Personal essays sometimes express how an event changed the author’s life or teaches a lesson. In Noah’s “ Fufi” he explains losing his dog to another owner as a child. He hilariously retells the story of how he and his mom return Fufi home. When Fufi showed love toward the other owner, Trevor felt betrayed. In the end he writes, “I believed that Fufi was my dog, but of course that wasn’t true. Fufi was a dog. I was a boy. We got along well. She happened to live in my house. That experience shaped what I’ve felt about relationships ever since: you do not own the thing that you love.” 15  The essay reveals a lesson learned that has shaped Noah throughout life. The story can effectively reach a wide range of readers because the lesson is universal. Everyone has experienced heartbreak in some form or other.

Defining Memoirs

Memoirs are typically longer piece and are usually books. They are collections of personal essays and stories centered on major themes. Memoirs are easily confused with autobiographies. Memoirs are biographical in nature because they tell the accounts of one’s life. 16  Whereas an autobiography tells the chronological account of a person’s lifetime, a memoir narrows on fewer events that center on specific themes.17  The credibility of the author is key to the success of a memoir. Readers must believe the characters and events in the story are real. The author’s ability to use literary tools to connect readers to the story is the heart of memoir writing.

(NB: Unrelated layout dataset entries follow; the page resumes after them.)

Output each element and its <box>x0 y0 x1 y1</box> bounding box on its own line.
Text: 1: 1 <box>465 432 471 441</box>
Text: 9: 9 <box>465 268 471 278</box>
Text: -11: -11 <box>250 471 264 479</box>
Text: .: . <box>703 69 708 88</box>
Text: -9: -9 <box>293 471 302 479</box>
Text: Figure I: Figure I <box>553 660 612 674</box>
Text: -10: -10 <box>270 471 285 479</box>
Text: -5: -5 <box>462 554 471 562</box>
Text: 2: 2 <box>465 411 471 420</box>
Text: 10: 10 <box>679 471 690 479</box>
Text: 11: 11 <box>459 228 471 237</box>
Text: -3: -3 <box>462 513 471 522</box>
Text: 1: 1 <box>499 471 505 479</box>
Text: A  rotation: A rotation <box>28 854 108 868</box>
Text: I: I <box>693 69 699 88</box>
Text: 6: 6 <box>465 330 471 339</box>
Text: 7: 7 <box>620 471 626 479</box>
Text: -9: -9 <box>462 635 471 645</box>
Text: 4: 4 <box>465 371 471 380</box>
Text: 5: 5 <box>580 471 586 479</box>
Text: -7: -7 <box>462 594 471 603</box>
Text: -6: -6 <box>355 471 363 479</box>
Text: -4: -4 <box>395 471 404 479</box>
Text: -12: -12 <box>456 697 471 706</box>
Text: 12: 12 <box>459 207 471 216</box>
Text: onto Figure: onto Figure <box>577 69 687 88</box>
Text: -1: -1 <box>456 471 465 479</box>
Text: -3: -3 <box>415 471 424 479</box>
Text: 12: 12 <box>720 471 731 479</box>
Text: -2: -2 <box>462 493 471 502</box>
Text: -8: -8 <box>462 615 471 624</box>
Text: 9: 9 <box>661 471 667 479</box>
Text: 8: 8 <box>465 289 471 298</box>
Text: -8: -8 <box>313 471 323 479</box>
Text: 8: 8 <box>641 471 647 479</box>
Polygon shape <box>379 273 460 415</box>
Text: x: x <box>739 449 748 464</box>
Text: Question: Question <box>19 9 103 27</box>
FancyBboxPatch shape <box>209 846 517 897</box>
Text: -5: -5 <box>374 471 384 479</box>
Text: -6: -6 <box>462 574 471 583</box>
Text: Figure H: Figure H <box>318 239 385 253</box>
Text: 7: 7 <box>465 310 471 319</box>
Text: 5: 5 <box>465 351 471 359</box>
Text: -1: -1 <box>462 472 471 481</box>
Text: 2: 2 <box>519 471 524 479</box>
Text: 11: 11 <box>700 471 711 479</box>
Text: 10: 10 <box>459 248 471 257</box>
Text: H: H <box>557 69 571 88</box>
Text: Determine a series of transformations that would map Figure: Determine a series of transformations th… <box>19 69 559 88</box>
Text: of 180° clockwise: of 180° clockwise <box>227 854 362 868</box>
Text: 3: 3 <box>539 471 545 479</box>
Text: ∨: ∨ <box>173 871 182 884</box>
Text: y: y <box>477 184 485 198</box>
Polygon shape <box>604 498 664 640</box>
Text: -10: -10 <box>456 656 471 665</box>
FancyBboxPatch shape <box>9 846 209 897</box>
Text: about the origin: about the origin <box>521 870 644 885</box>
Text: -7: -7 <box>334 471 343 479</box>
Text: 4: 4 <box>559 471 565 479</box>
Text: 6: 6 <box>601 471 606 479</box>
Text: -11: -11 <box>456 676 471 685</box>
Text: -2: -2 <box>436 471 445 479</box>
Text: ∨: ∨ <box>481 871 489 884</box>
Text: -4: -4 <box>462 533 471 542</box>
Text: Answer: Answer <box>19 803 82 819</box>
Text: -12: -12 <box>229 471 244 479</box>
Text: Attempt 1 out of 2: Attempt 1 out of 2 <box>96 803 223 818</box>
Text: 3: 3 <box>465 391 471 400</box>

Autobiographies sometimes read like encyclopedia entries. Memoirs read like novels. In his essay, The Shower and the Fish, Peter Gibbs says, “Memoir is about the luscious weave of the outer and inner life. Creative? You bet.”  He describes the revelation he has that inspires him to write a memoir after recognizing that he confused the genre with autobiographies. Before he was uninterested in writing memoirs because he thought they lacked creativity. He later says, “…the deepest memories are stored in the heart, not the brain” in describing the experience of beginning to write his memoir. Continuing to explain he says, “Living life is one thing; turning it into a story is another. Shaping a story from life is high, creative adventure.”18   

Using Subgenres to Narrow Focus and Public Point

Subgenres are useful but are not the most important during the beginning stages of writing. The two subgenres often overlap. Personal experience essays can have strong narrative arcs. Personal narratives can express a lesson. Personal essays typically lean more towards one subgenre than another. Understanding the distinction between the genres simply helps authors focus on a clear direction to drive a story. The direction may not become clear until after the first or second draft. Students should learn that revising essays requires improving the overall structure of the piece. Understanding genres and subgenres helps writers develop their essays into more cohesive writings.

If student writers are leaning more towards writing a personal narrative, they may ask themselves what are the clear problem and solutions in their stories. If they are writing personal experience essays, they may want to ask themselves what lessons they learned and how the experience changed them. Great personal essays have a public point that anchors their stories. In other words, students must learn to write for specific audiences. If not, their essays risk sounding like diary entries instead of well-developed stories to be shared.